Can you really build a skyscraper out of wood? Though we typically think of steel, concrete, and glass as the building blocks of a modern city, TALL TIMBER: The Future of Cities in Wood, a new exhibit at the Skyscraper Museum, examines how one of the oldest building materials in the world can help build a greener future. The exhibit explores the history, challenges, and benefits of using Mass Timber on tall buildings through architectural models, material samples, videos, drawings, and informative displays.

On April 25th, join Join Skyscraper Museum Director, Carol Willis, for a free guided tour of the exhibit! This tour is open to Untapped New York Insiders. Not an Insider yet? Become a member today with code JOINUS and get your first month free!

TALL TIMBER: Director-Led Exhibit Tour

Tall Timber starts with a look back at how wood has historically been used in construction. While wood is an ancient building material derived directly from nature, Mass Timber is an engineered product that is fairly new. The first Mass Timber buildings taller than eight stories only popped up in North America in 2014.

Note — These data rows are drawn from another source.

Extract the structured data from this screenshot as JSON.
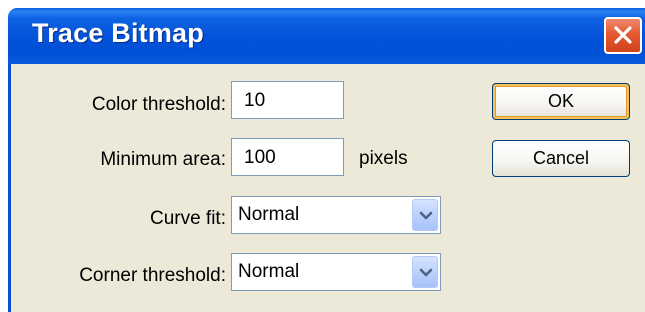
{
  "window": {
    "title": "Trace Bitmap"
  },
  "form": {
    "color_threshold": {
      "label": "Color threshold:",
      "value": "10"
    },
    "minimum_area": {
      "label": "Minimum area:",
      "value": "100",
      "unit": "pixels"
    },
    "curve_fit": {
      "label": "Curve fit:",
      "selected": "Normal"
    },
    "corner_threshold": {
      "label": "Corner threshold:",
      "selected": "Normal"
    }
  },
  "buttons": {
    "ok": "OK",
    "cancel": "Cancel"
  },
  "icons": {
    "close": "close-icon",
    "dropdown": "chevron-down-icon"
  },
  "colors": {
    "titlebar": "#0453d9",
    "dialog_bg": "#ece9d8",
    "close": "#e45a33"
  }
}
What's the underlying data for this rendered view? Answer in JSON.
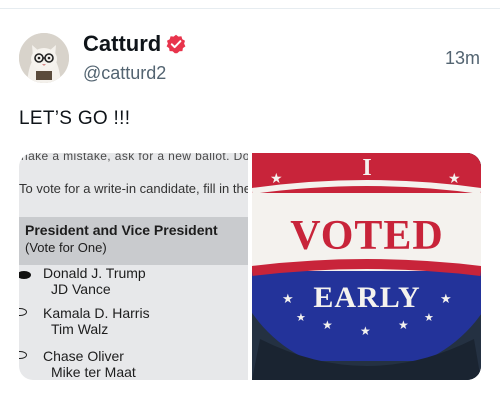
{
  "user": {
    "name": "Catturd",
    "handle": "@catturd2",
    "time": "13m"
  },
  "post": {
    "text": "LET’S GO !!!"
  },
  "ballot": {
    "top_line": "nake a mistake, ask for a new ballot. Do",
    "instruction": "To vote for a write-in candidate, fill in the",
    "office": "President and Vice President",
    "vote_for": "(Vote for One)",
    "candidates": [
      {
        "main": "Donald J. Trump",
        "sub": "JD Vance",
        "filled": true
      },
      {
        "main": "Kamala D. Harris",
        "sub": "Tim Walz",
        "filled": false
      },
      {
        "main": "Chase Oliver",
        "sub": "Mike ter Maat",
        "filled": false
      }
    ]
  },
  "sticker": {
    "top": "I",
    "voted": "VOTED",
    "early": "EARLY",
    "colors": {
      "red": "#c8243a",
      "blue": "#23339a",
      "white": "#f4f2ee"
    }
  }
}
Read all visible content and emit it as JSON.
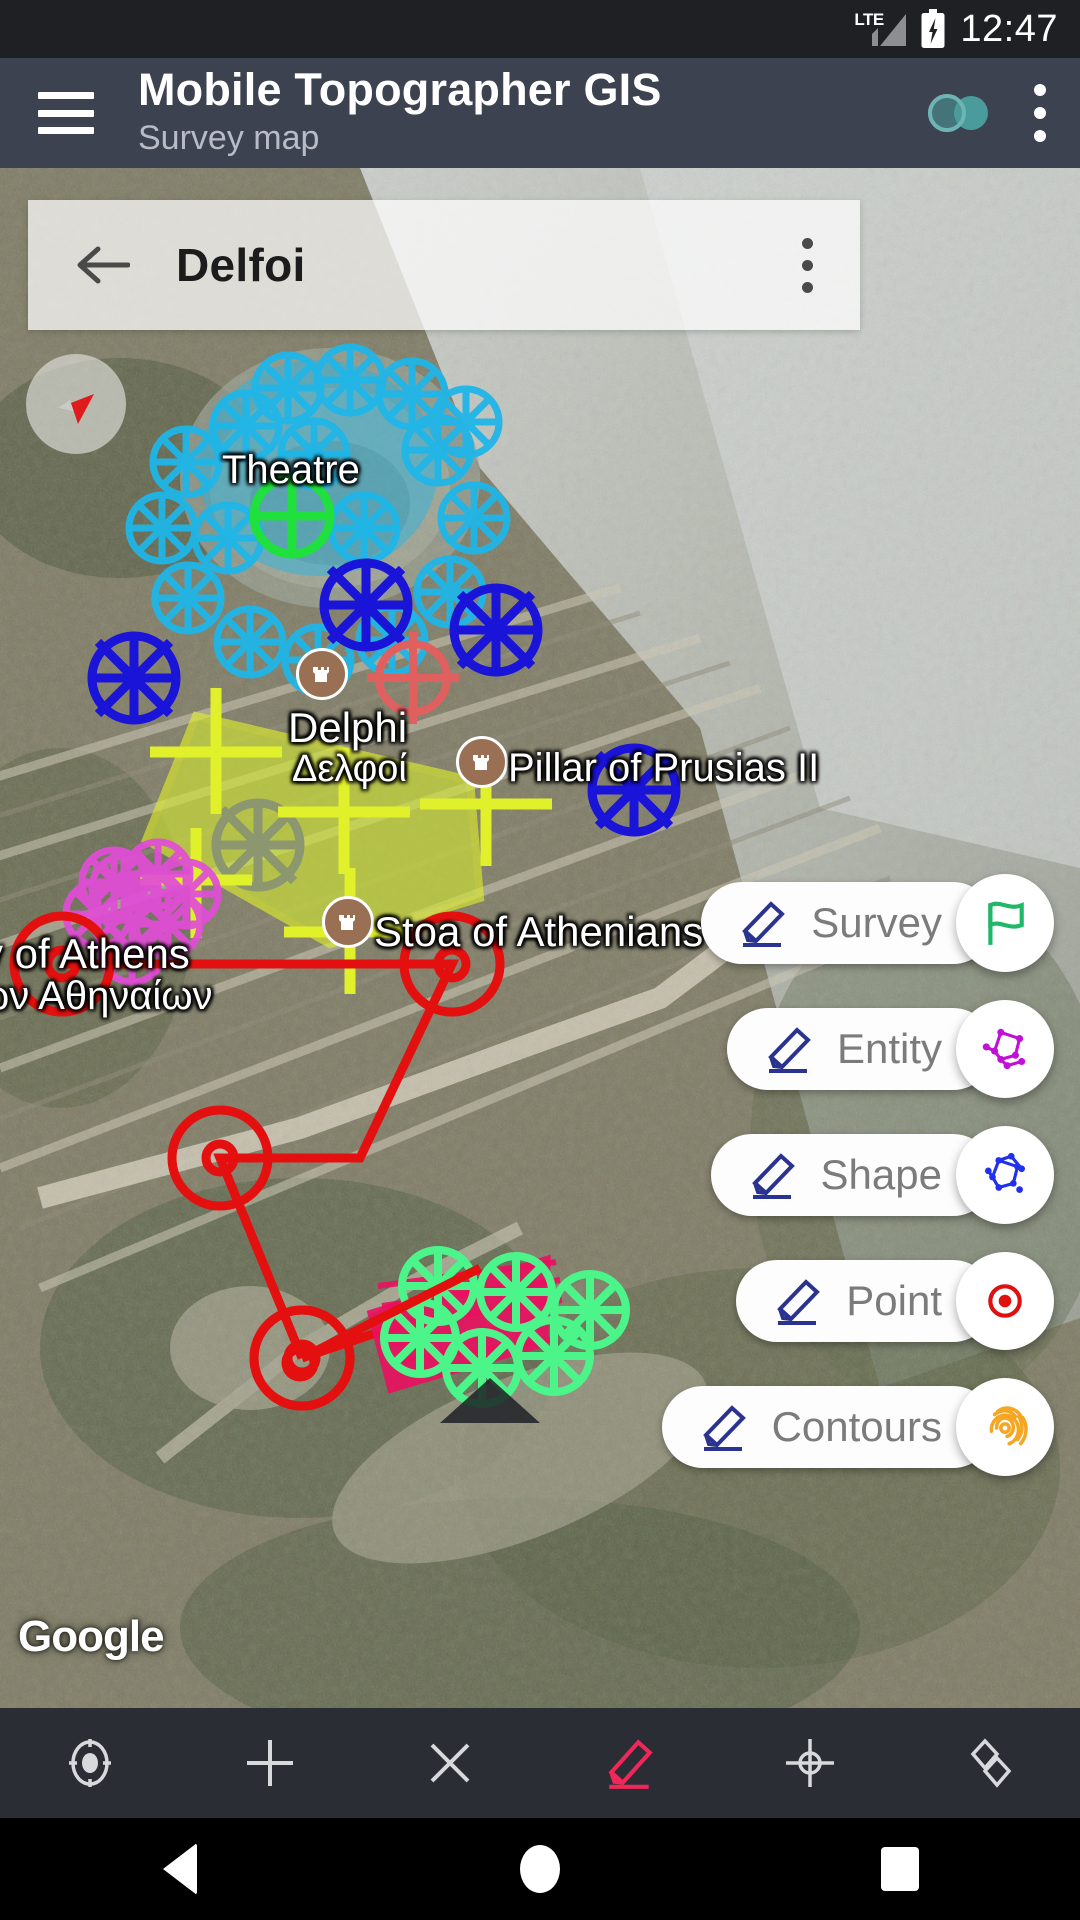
{
  "statusbar": {
    "network_label": "LTE",
    "time": "12:47",
    "battery_icon": "battery-charging-icon",
    "signal_icon": "signal-bars-icon"
  },
  "appbar": {
    "menu_icon": "hamburger-menu-icon",
    "title": "Mobile Topographer GIS",
    "subtitle": "Survey map",
    "link_icon": "link-connect-icon",
    "link_icon_color": "#4a9c9c",
    "overflow_icon": "overflow-menu-icon",
    "background": "#3d4250"
  },
  "search": {
    "back_icon": "back-arrow-icon",
    "title": "Delfoi",
    "overflow_icon": "overflow-menu-icon"
  },
  "map": {
    "compass_icon": "compass-needle-icon",
    "compass_needle_color": "#e01b1b",
    "attribution": "Google",
    "labels": [
      {
        "text": "Theatre",
        "name": "map-label-theatre"
      },
      {
        "text": "Delphi",
        "name": "map-label-delphi"
      },
      {
        "text": "Δελφοί",
        "name": "map-label-delphi-greek"
      },
      {
        "text": "Pillar of Prusias II",
        "name": "map-label-pillar-of-prusias"
      },
      {
        "text": "Stoa of Athenians",
        "name": "map-label-stoa-of-athenians"
      },
      {
        "text": "y of Athens",
        "name": "map-label-treasury-of-athens"
      },
      {
        "text": "ων Αθηναίων",
        "name": "map-label-treasury-of-athens-greek"
      }
    ],
    "layer_colors": {
      "theatre_survey": "#1fb6e8",
      "theatre_point": "#1fe03c",
      "entity_blue": "#1a13d8",
      "polygon_yellow": "#d2e832",
      "treasury_magenta": "#e24cd8",
      "track_red": "#e41010",
      "stadium_pink": "#ea1060",
      "stadium_green": "#4cf58a",
      "crosshair_red": "#e06060"
    }
  },
  "fab_menu": {
    "pencil_icon": "pencil-edit-icon",
    "items": [
      {
        "label": "Survey",
        "icon": "flag-icon",
        "icon_color": "#1fb868",
        "name": "fab-survey"
      },
      {
        "label": "Entity",
        "icon": "entity-polygon-icon",
        "icon_color": "#c210d8",
        "name": "fab-entity"
      },
      {
        "label": "Shape",
        "icon": "shape-polygon-icon",
        "icon_color": "#2030ee",
        "name": "fab-shape"
      },
      {
        "label": "Point",
        "icon": "point-target-icon",
        "icon_color": "#e01010",
        "name": "fab-point"
      },
      {
        "label": "Contours",
        "icon": "contours-icon",
        "icon_color": "#f5a623",
        "name": "fab-contours"
      }
    ]
  },
  "bottom_toolbar": {
    "background": "#2a2d33",
    "items": [
      {
        "icon": "my-location-icon",
        "name": "toolbar-my-location",
        "color": "#d7d9dd",
        "active": false
      },
      {
        "icon": "add-plus-icon",
        "name": "toolbar-add",
        "color": "#d7d9dd",
        "active": false
      },
      {
        "icon": "close-x-icon",
        "name": "toolbar-delete",
        "color": "#d7d9dd",
        "active": false
      },
      {
        "icon": "pencil-edit-icon",
        "name": "toolbar-edit",
        "color": "#f0285a",
        "active": true
      },
      {
        "icon": "crosshair-target-icon",
        "name": "toolbar-center",
        "color": "#d7d9dd",
        "active": false
      },
      {
        "icon": "layers-icon",
        "name": "toolbar-layers",
        "color": "#d7d9dd",
        "active": false
      }
    ]
  },
  "navbar": {
    "background": "#000000",
    "items": [
      {
        "icon": "nav-back-icon",
        "name": "android-nav-back"
      },
      {
        "icon": "nav-home-icon",
        "name": "android-nav-home"
      },
      {
        "icon": "nav-recents-icon",
        "name": "android-nav-recents"
      }
    ]
  }
}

At the museum, you can compare timber samples from the past and today. A piece of pine from a column of the 1891 Terminal Warehouse in Manhattan is on display along with pieces of modern glulam (GLT) and Cross Laminated Timber (CLT). A video shows how these layered wood materials are crafted in a timber factory.

Large photo of wood support structure at Tall Timber exhibit inside the Skyscraper Museum
Photo Courtesy of The Skyscraper Museum

GLT and CLT are just two of the many different types of Mass Timber made today. Engineered Mass Timber is created by joining pieces of standard milled lumber with wooden dowels, nails, or adhesives to create larger, stronger, layered boards, panels, and beams. Research into this technology started and was developed in Austria in the 1990s.

After learning all about the process of Mass Timber creation, guests can see it put to use. A wall of drawings and photographs shows Mass Timber buildings across the globe, from Stadthaus, a London apartment building designed by Mass Timber pioneer Andrew Waugh of Waugh Thistleton, to Ascent, a 25-story apartment and mixed-use tower in Milwaukee, Wisconsin which has held the title for tallest Mass Timber building in the world by vertical height since it was completed in 2022.

Tall TImber exhibit
Photo Courtesy of The Skyscraper Museum

Architectural models on display from noted architecture firms such as LEVER, SHoP, and Gensler show the potential future of Mass Timber construction. One model is of Atlassian Central, a 42-story hybrid steel, concrete, and Mass Timber tower now under construction in Sydney, Australia. Once complete, it will become the world’s tallest (largely) Mass Timber building.

The climate impact of whatever materials we use to construct our buildings can not be ignored. TALL TIMBER takes a look at Mass Timber’s impact on the globe by examining its “carbon cost,” or the energy used in its production. While steel and concrete have a high “carbon cost,” wood helps to sequester carbon, as trees store it in their trunks. Researchers have calculated using wood instead of concrete or steel for commercial buildings could cut Global Greenhouse gases by an average of 60 percent.

Tall Timber exhibit
Photo Courtesy of The Skyscraper Museum, Proto-Model X (PMX) by Gensler

Worldwide, only around 100 high-rises (9+ stories) currently use Mass Timber building systems. Historically, strict building and fire codes and supply challenges have hindered Mass Timber construction. The exhibit dives into these obstacles and explores how they are changing. Today, The International Building Code (IBC) allows for Mass Timber buildings of 18 stories. New fire-resistive technology helps to ensure the safety of timber construction. A charred column of GLT subjected to a 3-hour fire resistance test is on display as evidence of these efforts. Sustainably managed forests can provide a continuous supply of wood while also sequestering CO2 at a faster rate with young trees.

Tall Timbr exhibit
Photo Courtesy of The Skyscraper Museum

In a review of TALL TIMBER for Architectural Record, Joann Gonchar says the show “packs in a lot of information, providing an essential overview of the still-emerging construction system and its possibilities.” The information is presented in ways both tactile, cerebral, and visual, creating a comprehensive view of a future where the benefits of Mass Timber are multiplied by its use in tall buildings. The exhibit is on view through August 2024.